Türkiye’de problemli pornografi kullanımı üzerine gerçekleştirilen çalışmalar oldukça sınırlıdır ve bunun temel nedeninin kültürel faktörler olduğu düşünmekteyim. Ancak, son yıllarda Dr. Eren Murat Dinçer’in girişimleriyle bu alanda araştırmalar yapılmaya başlanmış ve yine onun öncülüğünde Yeşilay bünyesinde “Problemli Pornografi Çalışma Grubu” kurulmuştur.
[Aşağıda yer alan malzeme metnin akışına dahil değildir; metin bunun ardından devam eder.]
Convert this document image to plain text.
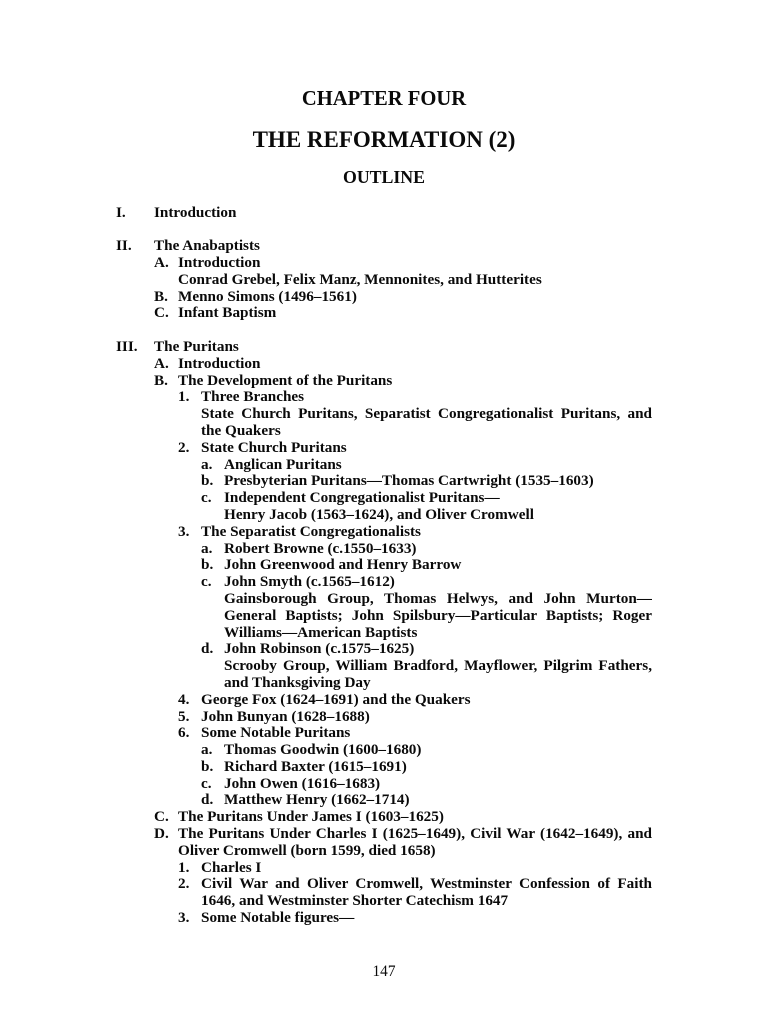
CHAPTER FOUR
THE REFORMATION (2)
OUTLINE
I. Introduction
II. The Anabaptists
A. Introduction
Conrad Grebel, Felix Manz, Mennonites, and Hutterites
B. Menno Simons (1496–1561)
C. Infant Baptism
III. The Puritans
A. Introduction
B. The Development of the Puritans
1. Three Branches
State Church Puritans, Separatist Congregationalist Puritans, and
the Quakers
2. State Church Puritans
a. Anglican Puritans
b. Presbyterian Puritans—Thomas Cartwright (1535–1603)
c. Independent Congregationalist Puritans—
Henry Jacob (1563–1624), and Oliver Cromwell
3. The Separatist Congregationalists
a. Robert Browne (c.1550–1633)
b. John Greenwood and Henry Barrow
c. John Smyth (c.1565–1612)
Gainsborough Group, Thomas Helwys, and John Murton—
General Baptists; John Spilsbury—Particular Baptists; Roger
Williams—American Baptists
d. John Robinson (c.1575–1625)
Scrooby Group, William Bradford, Mayflower, Pilgrim Fathers,
and Thanksgiving Day
4. George Fox (1624–1691) and the Quakers
5. John Bunyan (1628–1688)
6. Some Notable Puritans
a. Thomas Goodwin (1600–1680)
b. Richard Baxter (1615–1691)
c. John Owen (1616–1683)
d. Matthew Henry (1662–1714)
C. The Puritans Under James I (1603–1625)
D. The Puritans Under Charles I (1625–1649), Civil War (1642–1649), and
Oliver Cromwell (born 1599, died 1658)
1. Charles I
2. Civil War and Oliver Cromwell, Westminster Confession of Faith
1646, and Westminster Shorter Catechism 1647
3. Some Notable figures—
147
Akademik verilere geldiğimizde ise Beáta Böthe liderliğinde yürüttüğümüz ve Türkiye’nin de dâhil olduğu 42 ülkeyi kapsayan çok merkezli bir araştırmada, Türkiye’de problemli pornografi kullanım oranının %16 olduğu saptanmıştır. Bunun yanı sıra tarafımızca gerçekleştirilen başka bir çalışmada, genel popülasyonda bu oranın %12,75 olduğu; erkeklerde %18,72, kadınlarda ise %10 düzeyinde seyrettiği bulunmuştur. Ancak söz konusu araştırmaların önemli bir sınırlılığı, kullanılan örneklemlerin ulusal düzeyde temsil gücüne sahip olmamasıdır. Dolayısıyla bu çalışmalar Türkiye’de problemli pornografi kullanımının sıklığına dair önemli bilgiler sunsa da elde edilen bulguların genellenebilirliği sınırlıdır. Bu nedenle ulusal örneklem üzerinde yapılacak yeni çalışmalara ihtiyaç duyulmaktadır. Ayrıca, konunun Türkiye’de hâlen büyük ölçüde tabu olarak görülmesi, bireylerin tedavi arayışını olumsuz etkilemekte; bu durum, müdahale edilmeyen problemli pornografi kullanımının zamanla bireylerin aile, akademik ve iş yaşamlarını ciddi biçimde olumsuz etkilemeye devam etmesine yol açmaktadır.
Son olarak, pornografiden uzak sağlıklı bir beden algısının nasıl inşa edilebileceğini düşünüyorsunuz?
Sağlıklı bir beden algısının, bireyin kendisini başkalarıyla karşılaştırma eğiliminden uzak durması ve düzenli beslenme ile fiziksel aktiviteyi içeren bir yaşam tarzı benimsemesiyle desteklenebileceği düşünülmektedir. Bu bağlamda, pornografi bağımlılığından uzak bir yaşam tarzının, bireyin hem beden algısını hem de genel psikososyal açıdan iyi oluşunu güçlendireceğini düşünmekteyim.